Angry About $3-per-Gallon Gasoline? Don't Blame the Oil Companies, Blame Our Transportation System
Thanks to Hurricane Katrina, $3-per-gallon gasoline has arrived in Virginia sooner than anyone anticipated. Only a year ago, I was beefing about $2-per-gallon gasoline and warning that "Virginians could be looking at $2.50-per gallon fuel in the not-too-distant future." At the time, I estimated, based on Department of Motor Vehicle statistics, that Virginians were spending about $10 billion annually on gasoline. Today, if this $3 price tag sticks, the number could rise to $15.1 billion a year (based on 2003 consumption figures).
Thanks to higher gas prices, Virginians are $5 billion poorer this year. As much as demogogues will blame everyone else -- OPEC, greedy oil companies, environmentalists, Hurricane Katrina, and George W. Bush, Halliburton and the war in Iraq -- we have brought much of this misery upon ourselves. As recently as 1982, Virginians consumed only 2.78 billion gallons of gasoline per year. By 2003, the number had risen to 5.04 billion. (See DMV stats.) Yes, some of that increase was due to population growth, but Virginians also are driving farther -- racking up roughly 70 percent more Vehicle Miles Driven per motorist.
Much -- not all, but much -- of that increased driving reflects changing commuting patterns and lifestyles built around our scattered, disconnected, low-density pattern of development -- a pattern of development subsidized and encouraged by a transportation policy that has channeled resources mainly into the construction of roads and highways. Even before Katrina, it was evident that the transportation system was imploding: The VTrans2025 study estimates that funding for Virginia's Business As Usual transportation policy will fall $108 billion short over the next 20 years -- an unaffordable gap.
Lawmakers are studying how to fund that immense shortfall.
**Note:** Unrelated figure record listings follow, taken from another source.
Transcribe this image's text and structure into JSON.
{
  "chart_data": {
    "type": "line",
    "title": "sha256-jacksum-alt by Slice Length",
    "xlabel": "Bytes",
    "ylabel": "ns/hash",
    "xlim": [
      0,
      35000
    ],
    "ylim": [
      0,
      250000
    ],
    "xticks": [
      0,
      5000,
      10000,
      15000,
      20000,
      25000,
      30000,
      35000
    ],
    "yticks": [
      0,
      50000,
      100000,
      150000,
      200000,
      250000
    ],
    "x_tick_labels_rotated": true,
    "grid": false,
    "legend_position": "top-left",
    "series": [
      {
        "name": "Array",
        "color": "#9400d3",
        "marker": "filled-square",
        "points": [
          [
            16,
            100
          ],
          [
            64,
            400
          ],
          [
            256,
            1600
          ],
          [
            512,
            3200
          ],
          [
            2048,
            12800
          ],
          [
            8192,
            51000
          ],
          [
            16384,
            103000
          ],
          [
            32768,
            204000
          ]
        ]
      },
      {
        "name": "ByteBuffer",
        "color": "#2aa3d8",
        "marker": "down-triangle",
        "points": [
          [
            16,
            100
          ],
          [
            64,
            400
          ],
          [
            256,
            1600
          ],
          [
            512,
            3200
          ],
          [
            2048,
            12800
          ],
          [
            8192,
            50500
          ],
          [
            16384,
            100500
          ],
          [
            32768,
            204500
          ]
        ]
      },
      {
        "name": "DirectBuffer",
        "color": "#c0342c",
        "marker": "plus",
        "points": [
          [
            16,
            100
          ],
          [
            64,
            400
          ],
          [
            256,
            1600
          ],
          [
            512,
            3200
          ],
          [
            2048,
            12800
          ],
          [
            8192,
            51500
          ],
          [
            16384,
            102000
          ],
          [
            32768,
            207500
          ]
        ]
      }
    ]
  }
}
The fact of $3-per-gallon gasoline has registered upon their consciousness mainly as a political inconvenience: Virginians won't stand for another increase in the gas tax, so the politicians must find some other way of paying for all those roads and mass transit projects. (Former Gov. Gerald Baliles has floated an interesting proposal to raise $1 billion a year through Interstate tolls, as reported on this blog two days ago.)
I have yet to see an acknowledgement from anyone in power that our transportation system is broken. By VTrans2025's admission, we're facing a shortfall of $5.4 billion a year. And, on top of that, gasoline prices are costing Virginians another $5 billion a year -- an amount that will increase by another $1 billion with every 20-cent hike in the price of gasoline. Continued pursuit of our Business As Usual transportation policy is a sure-fire formula for empoverishing Virginia. Someone, please stop the madness!